In March of this year, we conducted a survey of National Association for the Self-Employed (NASE) Members and over 77 percent indicated that immigration reform was important to their business. What we heard from respondents was that while they were supportive of reform, they wanted a bipartisan solution that is not cumbersome and allows them to easily comply with requirements. The range of responses provide us with insight into their thoughts: "We are happy to utilize e-verification systems for both part-time and full-time hires, but we don't have time or the money to outsource the verification process - suggesting we prefer the government to offer some type of simple program online or on the phone."
NASE Member and small-business owner, Stephen McNeilly, was recently quoted in the Wall Street Journal on the issue:
Stephen McNeilly, owner of Service Proz Inc., said he uses the system, called E-Verify, to check employees at his various landscaping, maintenance and pest control businesses in Illinois and Florida. The upside: It is easy to use, he said. The problem is it can take as much as two months to get a response about a worker's status, he said.
"That is one of the glitches that is a big concern for us," Mr. McNeilly said. "When we need people, we need them quickly."
Stephen's story illustrates the findings of our survey. While he falls in the minority of the 91 percent of survey respondents who said they have never used E-Verify, his experience lends useful antidotal evidence for policymakers as they craft a new reform package.

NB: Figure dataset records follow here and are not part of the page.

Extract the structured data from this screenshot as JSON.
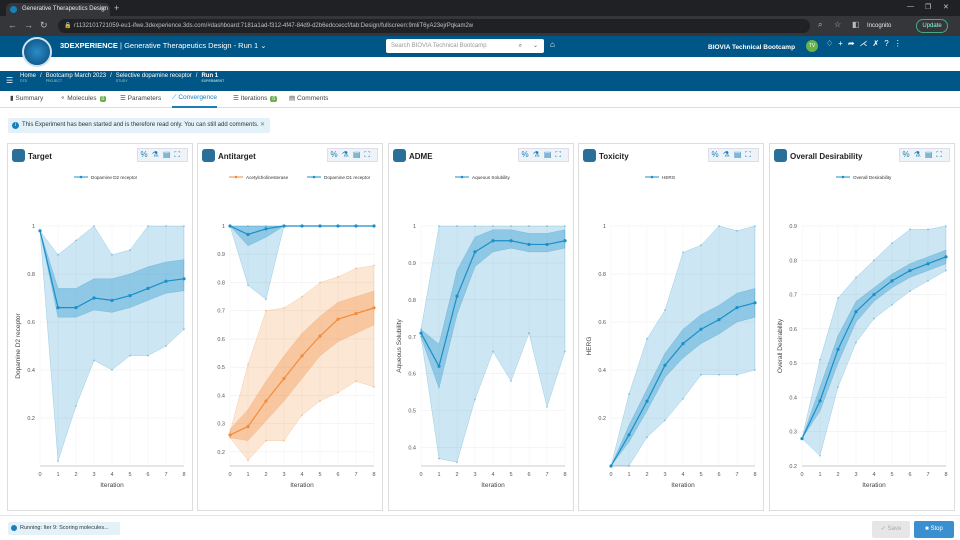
{
  "browser": {
    "tab_title": "Generative Therapeutics Design",
    "url": "r1132101721059-eu1-ifwe.3dexperience.3ds.com/#dashboard:7181a1ad-f312-4f47-84d9-d2b6edcceccf/tab:Design/fullscreen:9mliT6yA23ejrPqkam2w",
    "incognito": "Incognito",
    "update": "Update"
  },
  "app": {
    "brand": "3DEXPERIENCE",
    "brand_sep": "|",
    "title": "Generative Therapeutics Design - Run 1",
    "search_placeholder": "Search BIOVIA Technical Bootcamp",
    "platform": "BIOVIA Technical Bootcamp",
    "user_initials": "TV"
  },
  "breadcrumb": [
    {
      "label": "Home",
      "sub": "DTD"
    },
    {
      "label": "Bootcamp March 2023",
      "sub": "PROJECT"
    },
    {
      "label": "Selective dopamine receptor",
      "sub": "STUDY"
    },
    {
      "label": "Run 1",
      "sub": "EXPERIMENT"
    }
  ],
  "tabs": [
    {
      "label": "Summary"
    },
    {
      "label": "Molecules",
      "badge": "0"
    },
    {
      "label": "Parameters"
    },
    {
      "label": "Convergence"
    },
    {
      "label": "Iterations",
      "badge": "0"
    },
    {
      "label": "Comments"
    }
  ],
  "notice": "This Experiment has been started and is therefore read only. You can still add comments.",
  "status": "Running: Iter 9: Scoring molecules...",
  "buttons": {
    "save": "Save",
    "stop": "Stop"
  },
  "colors": {
    "blue": "#1a8fc9",
    "orange": "#f08c3c"
  },
  "chart_data": [
    {
      "type": "line",
      "title": "Target",
      "xlabel": "Iteration",
      "ylabel": "Dopamine D2 receptor",
      "x": [
        0,
        1,
        2,
        3,
        4,
        5,
        6,
        7,
        8
      ],
      "ylim": [
        0,
        1
      ],
      "yticks": [
        0.2,
        0.4,
        0.6,
        0.8,
        1
      ],
      "series": [
        {
          "name": "Dopamine D2 receptor",
          "color": "#1a8fc9",
          "values": [
            0.98,
            0.66,
            0.66,
            0.7,
            0.69,
            0.71,
            0.74,
            0.77,
            0.78
          ],
          "p25": [
            0.98,
            0.62,
            0.62,
            0.65,
            0.64,
            0.66,
            0.69,
            0.72,
            0.73
          ],
          "p75": [
            0.98,
            0.74,
            0.74,
            0.78,
            0.78,
            0.8,
            0.83,
            0.85,
            0.86
          ],
          "min": [
            0.98,
            0.02,
            0.25,
            0.44,
            0.4,
            0.46,
            0.46,
            0.5,
            0.57
          ],
          "max": [
            0.98,
            0.88,
            0.94,
            1.0,
            0.88,
            0.9,
            1.0,
            1.0,
            1.0
          ]
        }
      ]
    },
    {
      "type": "line",
      "title": "Antitarget",
      "xlabel": "Iteration",
      "ylabel": "",
      "x": [
        0,
        1,
        2,
        3,
        4,
        5,
        6,
        7,
        8
      ],
      "ylim": [
        0.15,
        1
      ],
      "yticks": [
        0.2,
        0.3,
        0.4,
        0.5,
        0.6,
        0.7,
        0.8,
        0.9,
        1
      ],
      "series": [
        {
          "name": "Acetylcholinesterase",
          "color": "#f08c3c",
          "values": [
            0.26,
            0.29,
            0.38,
            0.46,
            0.54,
            0.61,
            0.67,
            0.69,
            0.71
          ],
          "p25": [
            0.25,
            0.24,
            0.31,
            0.38,
            0.46,
            0.54,
            0.59,
            0.62,
            0.65
          ],
          "p75": [
            0.28,
            0.35,
            0.45,
            0.54,
            0.62,
            0.68,
            0.73,
            0.75,
            0.77
          ],
          "min": [
            0.25,
            0.17,
            0.24,
            0.24,
            0.33,
            0.38,
            0.41,
            0.45,
            0.43
          ],
          "max": [
            0.27,
            0.51,
            0.7,
            0.71,
            0.75,
            0.8,
            0.82,
            0.85,
            0.86
          ]
        },
        {
          "name": "Dopamine D1 receptor",
          "color": "#1a8fc9",
          "values": [
            1.0,
            0.97,
            0.99,
            1.0,
            1.0,
            1.0,
            1.0,
            1.0,
            1.0
          ],
          "p25": [
            1.0,
            0.93,
            0.96,
            1.0,
            1.0,
            1.0,
            1.0,
            1.0,
            1.0
          ],
          "p75": [
            1.0,
            1.0,
            1.0,
            1.0,
            1.0,
            1.0,
            1.0,
            1.0,
            1.0
          ],
          "min": [
            1.0,
            0.79,
            0.74,
            1.0,
            1.0,
            1.0,
            1.0,
            1.0,
            1.0
          ],
          "max": [
            1.0,
            1.0,
            1.0,
            1.0,
            1.0,
            1.0,
            1.0,
            1.0,
            1.0
          ]
        }
      ]
    },
    {
      "type": "line",
      "title": "ADME",
      "xlabel": "Iteration",
      "ylabel": "Aqueous Solubility",
      "x": [
        0,
        1,
        2,
        3,
        4,
        5,
        6,
        7,
        8
      ],
      "ylim": [
        0.35,
        1
      ],
      "yticks": [
        0.4,
        0.5,
        0.6,
        0.7,
        0.8,
        0.9,
        1
      ],
      "series": [
        {
          "name": "Aqueous Solubility",
          "color": "#1a8fc9",
          "values": [
            0.71,
            0.62,
            0.81,
            0.93,
            0.96,
            0.96,
            0.95,
            0.95,
            0.96
          ],
          "p25": [
            0.7,
            0.56,
            0.76,
            0.89,
            0.93,
            0.94,
            0.93,
            0.93,
            0.94
          ],
          "p75": [
            0.72,
            0.68,
            0.88,
            0.97,
            0.99,
            0.99,
            0.98,
            0.98,
            0.99
          ],
          "min": [
            0.7,
            0.37,
            0.36,
            0.53,
            0.66,
            0.58,
            0.71,
            0.51,
            0.66
          ],
          "max": [
            0.72,
            1.0,
            1.0,
            1.0,
            1.0,
            1.0,
            1.0,
            1.0,
            1.0
          ]
        }
      ]
    },
    {
      "type": "line",
      "title": "Toxicity",
      "xlabel": "Iteration",
      "ylabel": "HERG",
      "x": [
        0,
        1,
        2,
        3,
        4,
        5,
        6,
        7,
        8
      ],
      "ylim": [
        0,
        1
      ],
      "yticks": [
        0.2,
        0.4,
        0.6,
        0.8,
        1
      ],
      "series": [
        {
          "name": "HERG",
          "color": "#1a8fc9",
          "values": [
            0.0,
            0.13,
            0.27,
            0.42,
            0.51,
            0.57,
            0.61,
            0.66,
            0.68
          ],
          "p25": [
            0.0,
            0.1,
            0.23,
            0.37,
            0.45,
            0.51,
            0.55,
            0.6,
            0.62
          ],
          "p75": [
            0.0,
            0.17,
            0.32,
            0.47,
            0.57,
            0.63,
            0.67,
            0.72,
            0.74
          ],
          "min": [
            0.0,
            0.0,
            0.12,
            0.19,
            0.28,
            0.38,
            0.38,
            0.38,
            0.4
          ],
          "max": [
            0.0,
            0.3,
            0.53,
            0.65,
            0.89,
            0.92,
            1.0,
            0.98,
            1.0
          ]
        }
      ]
    },
    {
      "type": "line",
      "title": "Overall Desirability",
      "xlabel": "Iteration",
      "ylabel": "Overall Desirability",
      "x": [
        0,
        1,
        2,
        3,
        4,
        5,
        6,
        7,
        8
      ],
      "ylim": [
        0.2,
        0.9
      ],
      "yticks": [
        0.2,
        0.3,
        0.4,
        0.5,
        0.6,
        0.7,
        0.8,
        0.9
      ],
      "series": [
        {
          "name": "Overall Desirability",
          "color": "#1a8fc9",
          "values": [
            0.28,
            0.39,
            0.54,
            0.65,
            0.7,
            0.74,
            0.77,
            0.79,
            0.81
          ],
          "p25": [
            0.28,
            0.36,
            0.5,
            0.62,
            0.68,
            0.72,
            0.75,
            0.77,
            0.79
          ],
          "p75": [
            0.28,
            0.43,
            0.58,
            0.68,
            0.72,
            0.76,
            0.79,
            0.81,
            0.83
          ],
          "min": [
            0.28,
            0.23,
            0.43,
            0.56,
            0.63,
            0.67,
            0.71,
            0.74,
            0.77
          ],
          "max": [
            0.28,
            0.51,
            0.69,
            0.75,
            0.8,
            0.85,
            0.89,
            0.89,
            0.9
          ]
        }
      ]
    }
  ]
}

Small firms want to comply, but it has to be easy to use. As the Wall Street Journal notes about our survey: "some 59 percent of the respondents who were self-employed or own a business with fewer than 10 workers said they believe an employment-verification system should be required for any business with full-time or part-time employees."
Our membership, as do millions of other small businesses across the country, does not want a burdensome process of compliance.
As lawmakers move forward with immigration reform, they must consider both the financial and business impact it will have on America's smallest businesses. As our research shows, we are supportive and willing to comply, but also ask our elected leaders to remember our needs as they move forward.